Cela fait quinze ans désormais que Chevelle lustre sa carrosserie et entretient sa mécanique depuis son premier opus Point #1. Groupe au cœur du mouvement post-grunge apparu pendant la seconde moitié des années 90, il tire son patronyme de l’amour des trois frères Loeffler pour les belles cylindrées et plus particulièrement l’une des reines des « highways » américaines, la Chevy Chevelle.
Bref, Chevelle est un de ces groupes à la culture 100% ricaine qui cartonnent dans le pays de l’Oncle Sam mais qui, encore aujourd’hui, tâtonne pour pouvoir aller à la rencontre du public européen, à l’instar d’un Godsmask absent du vieux continent depuis dix ans. Malgré tout, le trio aura réussi à se frayer un chemin jusqu’à la Maroquinerie de Paris le 31 octobre prochain, soit onze ans après leur dernière fois dans l’hexagone.
Sam, l’un des deux frères Loeffler officiant encore aujourd’hui dans le combo et que nous avons joint par téléphone, explique : « Oui, nous étions avec Audioslave en 2003. A cette époque l’industrie de la musique était très différente. Maintenant c’est beaucoup plus difficile de trouver une maison de disque ou l’équivalent pour nous soutenir en Europe. Ce qu’il s’est passé c’est que nous avons décidé que nous devions aller dans certaines villes d’Europe et nous devions le faire dans un court laps de temps parce que c’est très cher. Nous faisons donc quelques dates de plus chaque année, et nous le faisons avec nos propres moyens. Notre maison de disque américaine, Epic Records, nous soutient vraiment, et ils nous aident mais il n’y a pas de maison de disque pour nous en Europe. Donc nous sommes livrés à nous-mêmes. C’est pour ça que c’est compliqué de venir ici pour nous. […] Nous allons essayer de revenir au moins tous les deux à trois ans, très certainement. Peut-être même tous les ans, là est toute la question. Mais nous commençons lentement, nous allons faire 9 concerts cette fois. Il y a quelques mois nous avons fait 4 concerts. En fonction de la manière dont ces concerts se déroulent, nous y réfléchirons à nouveau dans 6 ou 8 mois et reprogrammerons une autre tournée. C’est ce qui est prévu, tant qu’il y aura du monde aux concerts. En fait la plupart des connexions sur notre site internet pour toute l’Europe se font depuis la France et Paris plus particulièrement. Ce qui est incroyable ! »
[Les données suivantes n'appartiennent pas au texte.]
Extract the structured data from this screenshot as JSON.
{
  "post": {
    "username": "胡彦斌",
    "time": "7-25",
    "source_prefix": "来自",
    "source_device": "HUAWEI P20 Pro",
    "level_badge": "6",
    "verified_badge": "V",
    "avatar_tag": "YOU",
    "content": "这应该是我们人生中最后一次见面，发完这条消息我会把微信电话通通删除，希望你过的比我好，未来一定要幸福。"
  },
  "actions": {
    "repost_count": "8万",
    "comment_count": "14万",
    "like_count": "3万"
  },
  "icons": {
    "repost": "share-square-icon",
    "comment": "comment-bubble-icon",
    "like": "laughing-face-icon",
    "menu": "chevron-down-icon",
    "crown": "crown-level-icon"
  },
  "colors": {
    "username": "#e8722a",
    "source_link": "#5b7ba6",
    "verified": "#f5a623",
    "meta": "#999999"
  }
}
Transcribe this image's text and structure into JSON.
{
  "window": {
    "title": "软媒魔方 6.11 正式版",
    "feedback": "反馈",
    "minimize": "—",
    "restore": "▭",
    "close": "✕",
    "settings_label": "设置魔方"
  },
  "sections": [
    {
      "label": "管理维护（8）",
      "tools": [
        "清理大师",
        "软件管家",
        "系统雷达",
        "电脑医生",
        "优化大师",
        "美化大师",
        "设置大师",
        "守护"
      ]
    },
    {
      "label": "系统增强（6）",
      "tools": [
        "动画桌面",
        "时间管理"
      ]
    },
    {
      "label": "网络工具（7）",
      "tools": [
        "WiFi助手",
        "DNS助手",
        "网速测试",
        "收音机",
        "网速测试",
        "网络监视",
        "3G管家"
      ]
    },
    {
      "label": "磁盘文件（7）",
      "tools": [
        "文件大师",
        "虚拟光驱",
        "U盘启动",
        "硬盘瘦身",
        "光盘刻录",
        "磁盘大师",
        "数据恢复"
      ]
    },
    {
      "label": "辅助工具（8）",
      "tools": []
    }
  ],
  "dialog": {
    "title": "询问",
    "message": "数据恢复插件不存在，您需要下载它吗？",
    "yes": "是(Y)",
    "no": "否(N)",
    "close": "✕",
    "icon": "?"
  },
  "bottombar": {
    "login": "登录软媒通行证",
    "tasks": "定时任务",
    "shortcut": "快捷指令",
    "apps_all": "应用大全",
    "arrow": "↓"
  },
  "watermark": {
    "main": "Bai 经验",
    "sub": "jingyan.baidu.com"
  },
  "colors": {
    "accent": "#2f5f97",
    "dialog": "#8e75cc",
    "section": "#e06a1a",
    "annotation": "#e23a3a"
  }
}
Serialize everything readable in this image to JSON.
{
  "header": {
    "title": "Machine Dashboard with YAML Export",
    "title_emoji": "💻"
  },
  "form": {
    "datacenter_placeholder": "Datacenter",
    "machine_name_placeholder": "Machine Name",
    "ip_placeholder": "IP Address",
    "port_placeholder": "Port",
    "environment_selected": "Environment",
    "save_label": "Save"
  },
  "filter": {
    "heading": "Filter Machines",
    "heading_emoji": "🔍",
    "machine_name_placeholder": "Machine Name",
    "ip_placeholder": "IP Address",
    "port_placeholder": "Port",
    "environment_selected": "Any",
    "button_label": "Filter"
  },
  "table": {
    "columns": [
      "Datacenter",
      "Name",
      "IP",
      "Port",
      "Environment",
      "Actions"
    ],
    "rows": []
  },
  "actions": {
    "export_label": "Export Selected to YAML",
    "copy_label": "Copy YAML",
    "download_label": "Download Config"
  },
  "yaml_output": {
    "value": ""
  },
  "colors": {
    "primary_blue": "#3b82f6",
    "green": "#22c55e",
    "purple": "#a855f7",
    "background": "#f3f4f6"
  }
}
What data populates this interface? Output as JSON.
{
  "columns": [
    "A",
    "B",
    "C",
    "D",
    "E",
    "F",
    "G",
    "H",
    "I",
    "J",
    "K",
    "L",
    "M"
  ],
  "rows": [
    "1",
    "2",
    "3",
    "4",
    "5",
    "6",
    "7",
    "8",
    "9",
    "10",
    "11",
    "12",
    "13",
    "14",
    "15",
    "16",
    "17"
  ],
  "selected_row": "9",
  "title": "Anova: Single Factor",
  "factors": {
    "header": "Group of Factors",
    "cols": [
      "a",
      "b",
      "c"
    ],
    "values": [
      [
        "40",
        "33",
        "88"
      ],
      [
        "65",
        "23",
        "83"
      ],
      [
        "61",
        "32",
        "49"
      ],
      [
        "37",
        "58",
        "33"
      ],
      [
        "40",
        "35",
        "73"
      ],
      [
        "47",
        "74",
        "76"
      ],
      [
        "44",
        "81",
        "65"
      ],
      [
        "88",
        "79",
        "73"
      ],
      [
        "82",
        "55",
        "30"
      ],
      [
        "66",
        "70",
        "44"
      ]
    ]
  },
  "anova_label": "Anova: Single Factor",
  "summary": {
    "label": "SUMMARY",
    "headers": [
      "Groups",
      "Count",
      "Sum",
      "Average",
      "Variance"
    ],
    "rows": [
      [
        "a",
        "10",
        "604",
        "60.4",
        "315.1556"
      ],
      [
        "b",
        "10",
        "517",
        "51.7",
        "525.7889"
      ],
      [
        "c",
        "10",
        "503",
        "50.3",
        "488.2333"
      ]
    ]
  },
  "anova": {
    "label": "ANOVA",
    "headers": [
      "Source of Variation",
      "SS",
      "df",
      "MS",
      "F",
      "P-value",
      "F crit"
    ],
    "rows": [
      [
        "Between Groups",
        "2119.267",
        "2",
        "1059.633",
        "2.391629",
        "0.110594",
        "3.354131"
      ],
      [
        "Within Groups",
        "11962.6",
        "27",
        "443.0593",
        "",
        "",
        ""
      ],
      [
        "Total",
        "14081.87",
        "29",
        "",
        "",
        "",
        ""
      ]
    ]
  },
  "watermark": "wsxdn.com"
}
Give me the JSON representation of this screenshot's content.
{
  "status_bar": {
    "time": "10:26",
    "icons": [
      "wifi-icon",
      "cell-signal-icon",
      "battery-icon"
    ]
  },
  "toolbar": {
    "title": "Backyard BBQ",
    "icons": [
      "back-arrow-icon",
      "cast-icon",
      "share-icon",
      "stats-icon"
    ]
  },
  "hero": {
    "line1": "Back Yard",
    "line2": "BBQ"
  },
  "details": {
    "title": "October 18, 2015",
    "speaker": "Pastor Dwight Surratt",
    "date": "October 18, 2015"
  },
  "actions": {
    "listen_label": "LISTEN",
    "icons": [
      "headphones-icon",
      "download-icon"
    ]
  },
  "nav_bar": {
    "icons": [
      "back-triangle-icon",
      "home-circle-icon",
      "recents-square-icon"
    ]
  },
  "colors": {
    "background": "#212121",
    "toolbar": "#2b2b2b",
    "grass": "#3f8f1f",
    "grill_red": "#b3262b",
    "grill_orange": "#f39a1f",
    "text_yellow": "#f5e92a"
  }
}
Un retour en France pour promouvoir le nouvel album sorti en avril dernier, baptisé en espagnol La Gárgola, signifiant « la gargouille » : « C’est parce que nous adorons le Mexique, c’est une de nos destinations favorites [rires] et l’espagnol a une sonorité plus intéressante que l’anglais, je trouve. » Un opus dans lequel on reconnaît immédiatement les influences habituelles du combo – du grunge, du néo metal et quelques sensibilités à la Tool -, mais à l’occasion duquel il s’est plus particulièrement replongé dans l’œuvre d’un autre artiste, un peu moins évident à l’écoute même de l’album : Ministry. « C’est un groupe génial » s’exclame le batteur, « ils ont écrit de très bonnes chansons et c’est l’un des groupes qui nous a influencé pendant des années, même quand nous étions encore des gosses. C’est plutôt cool de revenir comme ça, d’écouter un groupe que tu n’as pas écouté pendant un moment, ça te rappelle à quel point ils sont bons et comment ils résistent au temps. » Mais pas question pour autant de copier, tout ceci n’est qu’une question d’inspiration : « Nous essayions juste de faire un album heavy ou hard, sans chercher à sortir un nouveau son metal. Nous voulions être nous-mêmes », clarifie-t-il.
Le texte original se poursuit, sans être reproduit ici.